This course is designed to introduce you to central concepts in Data Science, and to get you technically to the point where you can read code for R and related systems with a good understanding of how commands relate to those concepts. Some students will become quite proficient in writing such commands, but that is beyond the expectation for your achievement. Being able to read will suffice: If you can read, then you can copy and modify, which the the primary technique used by programmers of all sorts.
The best way to achieve proficiency in writing is to work on your own projects. Achieving such proficiency takes more time than we have available in this course. But at the end of this course you will be at a good starting point for commencing any future work that you need.
Since this is a 1-credit course and often taken as an overload in students’ schedules, I need to be careful to keep the workload appropriate. To accomplish this, there is a time budget for the class.
10 hours of class meeting time. (Seven sessions of 90 minutes) You are expected to come to all the classes. If a conflict arises, simply let me know ahead of time. Much of the class time will be given over to working on an in-class activity, which you will hand in. 30 hours of out-of-class time, spread more or less evenly across the seven weeks that we meet. This amounts to a little more than 4 hours each of the seven weeks. This includes the time you spend reading, the time you spend answering the textbook questions, and any time you choose to spend after class on the in-class activity.

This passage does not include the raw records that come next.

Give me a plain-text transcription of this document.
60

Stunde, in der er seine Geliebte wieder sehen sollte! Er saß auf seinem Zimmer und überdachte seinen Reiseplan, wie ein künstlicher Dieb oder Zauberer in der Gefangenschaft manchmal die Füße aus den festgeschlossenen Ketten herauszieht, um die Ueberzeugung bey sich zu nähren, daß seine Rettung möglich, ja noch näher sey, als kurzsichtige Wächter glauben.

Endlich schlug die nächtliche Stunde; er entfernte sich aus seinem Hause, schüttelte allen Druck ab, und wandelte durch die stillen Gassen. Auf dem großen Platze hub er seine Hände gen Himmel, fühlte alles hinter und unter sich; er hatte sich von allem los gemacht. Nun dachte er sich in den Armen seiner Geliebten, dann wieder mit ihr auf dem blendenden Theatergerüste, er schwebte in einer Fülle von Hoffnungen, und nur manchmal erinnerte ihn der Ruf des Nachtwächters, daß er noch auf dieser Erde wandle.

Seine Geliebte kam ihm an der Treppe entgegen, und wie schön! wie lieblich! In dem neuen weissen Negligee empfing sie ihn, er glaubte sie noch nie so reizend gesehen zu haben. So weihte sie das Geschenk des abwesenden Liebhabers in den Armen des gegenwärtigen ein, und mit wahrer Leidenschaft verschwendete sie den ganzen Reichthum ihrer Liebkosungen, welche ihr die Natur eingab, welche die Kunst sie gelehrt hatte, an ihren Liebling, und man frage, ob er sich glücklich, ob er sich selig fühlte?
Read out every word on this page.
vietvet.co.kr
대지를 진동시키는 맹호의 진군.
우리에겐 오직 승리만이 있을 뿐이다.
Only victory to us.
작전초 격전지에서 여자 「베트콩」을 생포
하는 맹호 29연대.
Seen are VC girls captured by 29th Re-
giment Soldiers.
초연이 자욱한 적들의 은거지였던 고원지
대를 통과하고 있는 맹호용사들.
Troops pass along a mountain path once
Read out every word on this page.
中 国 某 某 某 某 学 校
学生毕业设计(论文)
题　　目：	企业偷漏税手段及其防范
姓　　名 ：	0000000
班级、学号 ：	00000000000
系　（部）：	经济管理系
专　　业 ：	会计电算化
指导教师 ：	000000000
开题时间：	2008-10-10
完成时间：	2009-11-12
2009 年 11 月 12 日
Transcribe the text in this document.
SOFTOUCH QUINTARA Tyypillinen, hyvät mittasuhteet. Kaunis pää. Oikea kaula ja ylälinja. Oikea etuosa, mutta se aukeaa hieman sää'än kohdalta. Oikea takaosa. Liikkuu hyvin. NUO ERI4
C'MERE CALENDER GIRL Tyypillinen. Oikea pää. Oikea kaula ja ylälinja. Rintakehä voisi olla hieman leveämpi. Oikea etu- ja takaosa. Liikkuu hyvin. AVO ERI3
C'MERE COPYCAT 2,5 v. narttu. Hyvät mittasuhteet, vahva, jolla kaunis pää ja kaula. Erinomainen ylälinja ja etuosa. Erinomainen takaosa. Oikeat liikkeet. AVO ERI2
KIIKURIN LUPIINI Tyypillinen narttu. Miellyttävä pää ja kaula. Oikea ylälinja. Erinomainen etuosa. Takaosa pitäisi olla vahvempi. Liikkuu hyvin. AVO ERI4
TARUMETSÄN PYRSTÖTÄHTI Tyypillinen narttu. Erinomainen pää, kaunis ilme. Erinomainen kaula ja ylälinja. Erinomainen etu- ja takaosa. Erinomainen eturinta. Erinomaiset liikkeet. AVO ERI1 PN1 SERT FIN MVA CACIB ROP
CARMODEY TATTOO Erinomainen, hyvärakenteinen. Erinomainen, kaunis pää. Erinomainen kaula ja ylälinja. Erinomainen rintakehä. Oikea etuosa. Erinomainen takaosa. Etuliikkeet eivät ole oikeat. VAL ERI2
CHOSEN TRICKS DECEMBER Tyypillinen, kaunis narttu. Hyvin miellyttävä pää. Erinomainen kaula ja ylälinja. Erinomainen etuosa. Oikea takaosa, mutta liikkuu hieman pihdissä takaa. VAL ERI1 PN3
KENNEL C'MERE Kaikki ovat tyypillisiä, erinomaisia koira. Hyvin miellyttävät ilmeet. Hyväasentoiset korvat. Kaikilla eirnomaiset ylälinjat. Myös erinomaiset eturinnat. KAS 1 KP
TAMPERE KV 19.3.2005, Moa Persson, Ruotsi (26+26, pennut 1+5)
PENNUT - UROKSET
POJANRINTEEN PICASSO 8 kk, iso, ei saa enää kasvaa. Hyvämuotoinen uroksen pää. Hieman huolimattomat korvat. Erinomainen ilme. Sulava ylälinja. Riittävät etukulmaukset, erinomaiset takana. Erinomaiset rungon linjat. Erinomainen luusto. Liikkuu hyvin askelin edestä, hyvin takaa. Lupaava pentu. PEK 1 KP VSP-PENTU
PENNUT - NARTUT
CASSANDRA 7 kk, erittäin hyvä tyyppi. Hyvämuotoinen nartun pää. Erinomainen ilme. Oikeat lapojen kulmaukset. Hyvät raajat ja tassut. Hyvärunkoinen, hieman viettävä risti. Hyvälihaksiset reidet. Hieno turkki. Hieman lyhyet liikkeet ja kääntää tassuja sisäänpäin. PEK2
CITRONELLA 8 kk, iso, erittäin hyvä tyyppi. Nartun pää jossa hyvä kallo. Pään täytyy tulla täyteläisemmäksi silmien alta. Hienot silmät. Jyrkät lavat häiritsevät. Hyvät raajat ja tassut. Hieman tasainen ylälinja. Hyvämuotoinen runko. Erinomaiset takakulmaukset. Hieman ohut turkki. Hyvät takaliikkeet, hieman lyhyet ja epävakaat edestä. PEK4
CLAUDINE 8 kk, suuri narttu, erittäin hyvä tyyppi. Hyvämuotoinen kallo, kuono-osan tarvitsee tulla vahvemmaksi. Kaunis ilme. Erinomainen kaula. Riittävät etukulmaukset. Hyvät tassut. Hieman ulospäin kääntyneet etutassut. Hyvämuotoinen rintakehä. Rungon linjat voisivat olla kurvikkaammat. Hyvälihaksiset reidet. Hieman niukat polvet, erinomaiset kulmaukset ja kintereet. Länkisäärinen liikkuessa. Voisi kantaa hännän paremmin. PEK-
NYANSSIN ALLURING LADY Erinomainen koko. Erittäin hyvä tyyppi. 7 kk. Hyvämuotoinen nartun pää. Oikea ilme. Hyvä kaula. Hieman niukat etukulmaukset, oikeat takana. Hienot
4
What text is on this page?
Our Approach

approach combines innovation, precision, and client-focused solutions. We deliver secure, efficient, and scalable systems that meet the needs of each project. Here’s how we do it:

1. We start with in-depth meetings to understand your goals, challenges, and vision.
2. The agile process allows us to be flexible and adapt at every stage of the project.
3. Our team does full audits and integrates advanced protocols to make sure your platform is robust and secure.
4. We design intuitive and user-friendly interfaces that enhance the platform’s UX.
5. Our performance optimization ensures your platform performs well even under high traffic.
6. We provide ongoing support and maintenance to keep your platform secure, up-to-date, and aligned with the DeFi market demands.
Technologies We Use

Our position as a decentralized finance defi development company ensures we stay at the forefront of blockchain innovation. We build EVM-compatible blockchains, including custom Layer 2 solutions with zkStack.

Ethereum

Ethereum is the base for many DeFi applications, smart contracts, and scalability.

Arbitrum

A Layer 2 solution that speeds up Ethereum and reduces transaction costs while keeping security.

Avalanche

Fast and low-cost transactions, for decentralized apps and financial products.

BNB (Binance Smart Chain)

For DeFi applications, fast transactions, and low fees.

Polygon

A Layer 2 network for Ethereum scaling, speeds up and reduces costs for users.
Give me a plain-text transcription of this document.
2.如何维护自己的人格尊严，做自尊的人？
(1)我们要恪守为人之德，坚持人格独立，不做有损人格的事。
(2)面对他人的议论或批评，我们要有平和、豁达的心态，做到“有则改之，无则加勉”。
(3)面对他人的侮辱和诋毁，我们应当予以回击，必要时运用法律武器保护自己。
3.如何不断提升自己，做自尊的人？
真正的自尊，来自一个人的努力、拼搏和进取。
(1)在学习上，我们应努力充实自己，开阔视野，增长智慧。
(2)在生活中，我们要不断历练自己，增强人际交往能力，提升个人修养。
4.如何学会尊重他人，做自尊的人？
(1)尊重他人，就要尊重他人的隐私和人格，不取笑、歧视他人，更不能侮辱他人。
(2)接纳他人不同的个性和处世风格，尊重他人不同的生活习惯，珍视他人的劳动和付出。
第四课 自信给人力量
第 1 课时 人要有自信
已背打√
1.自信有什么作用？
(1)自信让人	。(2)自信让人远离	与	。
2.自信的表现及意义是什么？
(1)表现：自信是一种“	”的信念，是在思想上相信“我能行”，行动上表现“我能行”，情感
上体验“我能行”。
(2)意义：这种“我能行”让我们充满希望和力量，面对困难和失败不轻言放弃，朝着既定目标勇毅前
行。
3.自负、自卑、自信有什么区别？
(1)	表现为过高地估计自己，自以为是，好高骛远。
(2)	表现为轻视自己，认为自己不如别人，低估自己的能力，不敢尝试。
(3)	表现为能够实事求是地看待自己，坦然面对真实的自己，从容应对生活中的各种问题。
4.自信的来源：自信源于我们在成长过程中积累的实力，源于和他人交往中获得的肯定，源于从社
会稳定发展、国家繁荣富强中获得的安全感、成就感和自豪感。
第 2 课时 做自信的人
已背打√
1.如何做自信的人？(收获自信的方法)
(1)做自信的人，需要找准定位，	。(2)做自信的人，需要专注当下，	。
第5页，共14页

STOP WORKING after those 4 hours. But, you ask, “What happens if I don’t get the work done in those 4 hours?” Answer: The work is done after those 4 hours. Do what you can do. For some students this will mean that you finish only, say, half of the short-answer questions and hand in the in-class activity at the end of the class session. Doing that will result in a reasonable grade. (I define “reasonable” in terms of the overall grade distribution at Macalester.) Other students will be able to complete almost all of the short-answer questions. They will also get an appropriate grade.
There will be no competition for grades. Your grade will not depend on the work that other students do, just on your own work. I hope that some students will find the topic of the course exciting and will want to do extra work. The reward for such work is your increased skill (including, potentially, being a teaching assistant in future semesters) and greater bragging rights in a job interview. The extra work will not improve your grade (presumably, such students will often already be getting a high grade with just the regular work in the course).
The class grade is based on three components:
The course you are taking is a 1-credit course, which does not give us enough time for you to become proficient at carrying out your own data wrangling and visualization projects on your own. The course was originally proposed 7 years ago. The consensus at the time is that there was too much risk to commit to a regular 4-credit course.
Lots has happened over those seven years, and the role of the course in the Macalester curriculum has been re-evaluated. Starting in 2017-18, Data Computing will become a 4-credit course. In addition to allowing us to follow a pace better suited to becoming proficient at writing data wrangling and visualization commands, the expanded course will be able to cover in more detail areas of the course that the faculty have deemed particularly worthwhile.
It is not known at this time whether a student will be able to get credit both for the 1-credit version offered this year and for the 4-credit version to be offered in the future.